Genre: Film, Live Music

Venue: The Old Market


Low Down

A visually stunning film made in 1923 with a modern soundtrack, which gives us a rare opportunity to sit and focus in and take time to slow down and watch something that was produced in a much slower-moving world.


This show presented a rare opportunity to see the extraordinary silent film Salome (1923) with a new live soundtrack written and performed by Hayley Fohr of Circuit Des Yeux. The venue was packed, and the audience enraptured throughout, at the spellbinding beauty of Fohr’s voice combined with the bizarre and enchanting imagery of the film. The film is based on the one-act play by Oscar Wilde, which in turn is based on the biblical story. The play was initially banned in 1892 on the basis that it was illegal to depict Biblical characters on the stage, but was finally published, with illustrations by Aubrey Beardsley, in February 1894. It was these illustrations that formed the basis for the look of the film, and it was this rather than the storyline (which was quite minimal) that made the film so watchable, with futuristic sets designed by the film’s star, Alla Nazimova.
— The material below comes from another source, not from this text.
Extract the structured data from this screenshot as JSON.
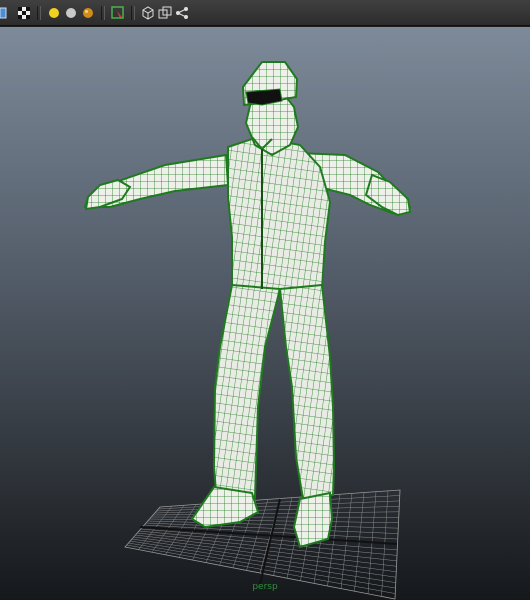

Salome has an iconic status as a queer film and depicts themes of lust and sexuality, the male gaze, and homoeroticism. Fohr has added a new dimension and meaning to the work, making the way it explores power relationships relevant to the modern day as she has re-contextualised the work to fit the psyche of a modern woman. She took the decision to remove the inter-titles from the film, so we were left the space to explore our own personal interpretations of these themes as the film progressed.

The musical score was presented in 12 acts, with foreboding sounds illustrating conversations and power dynamics, emotional struggle and desire. Fohr herself was on vocals and electronics, with Richard Jones on viola, Eloise Riddell on double bass and Daisy Palmer on drums.

The futuristic set had such an impact that the audience burst into laugher a few times especially early on – Herod looked like Frankie Howard or Ken Campbell in a flowery bath cap  and Nazimova’s boob tube must have been truly shocking in 1923. There were costumes reminiscent of 1960’s psychedelic swinging gear, and  dancing rectangles like playing cards reminiscent of Alice in Wonderland. Stripey hats, black oblongs, 1960’s – style clothing that looked like it was made from lycra, midgets, ethereal otherworldly imagery and nipple rings all contributed to make it astonishing and hard to believe that this film was not a more modern creation.

It was a rare opportunity to sit and focus in on something slow and mesmerising, to take time to slow down and watch something that was produced in a much slower-moving world.